Over the past decade, multiple-fracture horizontal wells (MFHWs) have proved successful in recovering oil and particularly gas from very-low-permeability reservoirs. For MFHW planning and design, it is important to be able to make decisions on several variables, such as number of wells, number of fractures per well, amount and type of proppant per fracture, fracture dimensions (length, width, and height), and possibly others. Standard practice for making such decisions is mostly empirical. However, empiricism may not be as successful for new cases that are significantly different from old ones. In such cases, what-if analysis is used by combining intuition with numerical simulators to assess the outcomes of possible decisions. Even though this approach may produce feasible results, it is unlikely that it leads to optimal decisions because of the complexity of the problem. Therefore, a systematic methodology is needed for MFHW planning and design that produces optimal solutions efficiently and effectively.

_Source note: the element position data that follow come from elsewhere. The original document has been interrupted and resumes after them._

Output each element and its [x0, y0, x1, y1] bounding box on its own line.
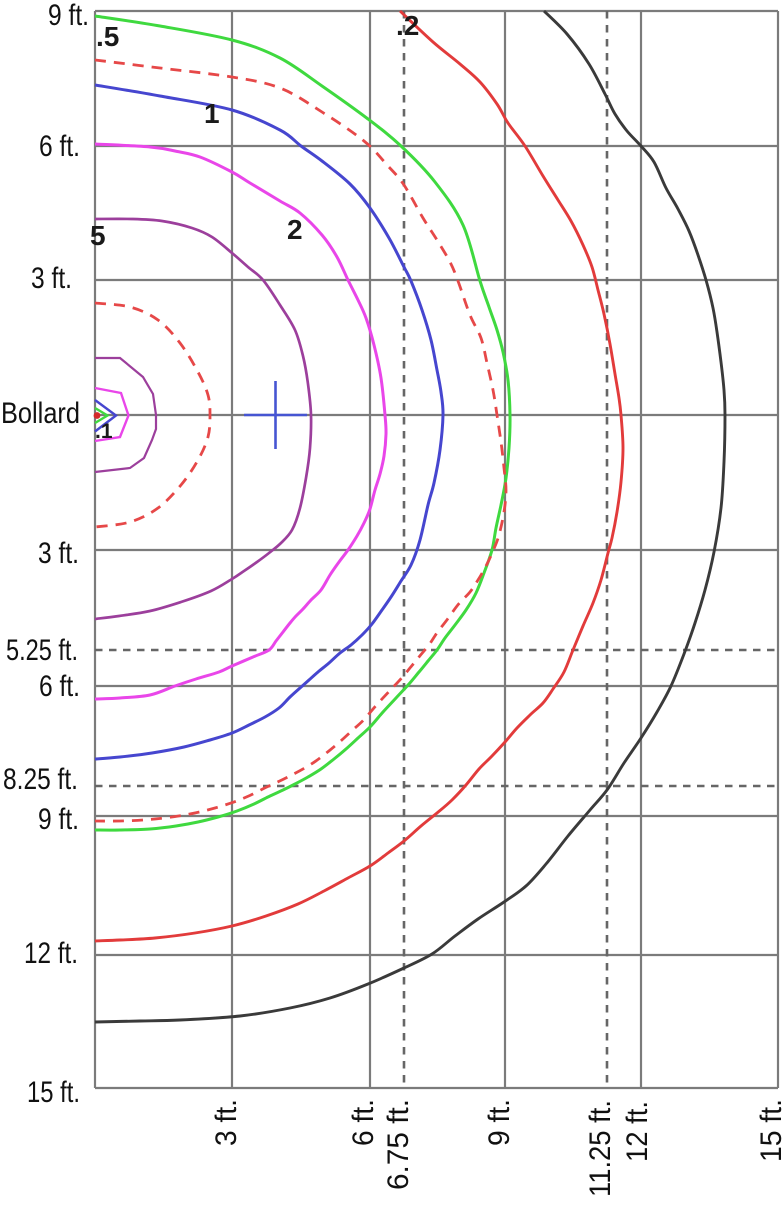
svg-text:1: 1: [204, 98, 220, 129]
svg-text:9 ft.: 9 ft.: [48, 0, 89, 32]
svg-text:.5: .5: [96, 21, 119, 52]
svg-text:3 ft.: 3 ft.: [31, 262, 72, 295]
svg-text:9 ft.: 9 ft.: [483, 1099, 516, 1146]
svg-text:12 ft.: 12 ft.: [24, 937, 78, 970]
svg-text:.1: .1: [95, 420, 113, 443]
svg-text:15 ft.: 15 ft.: [27, 1076, 80, 1109]
svg-text:Bollard: Bollard: [1, 397, 80, 430]
svg-text:5.25 ft.: 5.25 ft.: [6, 634, 78, 667]
svg-text:3 ft.: 3 ft.: [38, 537, 79, 570]
svg-text:.2: .2: [396, 10, 419, 41]
svg-text:15 ft.: 15 ft.: [755, 1099, 784, 1162]
svg-text:2: 2: [287, 214, 303, 245]
svg-text:3 ft.: 3 ft.: [210, 1099, 243, 1146]
svg-text:6 ft.: 6 ft.: [347, 1099, 380, 1146]
svg-text:5: 5: [90, 220, 106, 251]
svg-text:9 ft.: 9 ft.: [38, 803, 79, 836]
svg-text:6 ft.: 6 ft.: [39, 670, 80, 703]
svg-text:12 ft.: 12 ft.: [621, 1101, 654, 1162]
svg-text:6.75 ft.: 6.75 ft.: [382, 1099, 415, 1190]
svg-text:11.25 ft.: 11.25 ft.: [584, 1100, 617, 1197]
svg-text:6 ft.: 6 ft.: [39, 130, 80, 163]
svg-text:8.25 ft.: 8.25 ft.: [3, 763, 78, 796]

In this work, we develop such a methodology that optimizes net present value (NPV). The methodology poses the design problem as nested optimization in which the outer-optimization shell involves decisions on the number of wells, number of fractures per well, and amount of proppant, whereas the inner optimization maximizes the productivity index (PI) by selecting optimal fracture dimensions. The proposed methodology integrates in a systematic way a fracture-design module, a production-estimation module, and an economics module. Because the methodology is automated and numerically efficient, one can use it effectively for field development.
A case study is used to illustrate the applicability of the proposed methodology, and suggestions are made for further improvements.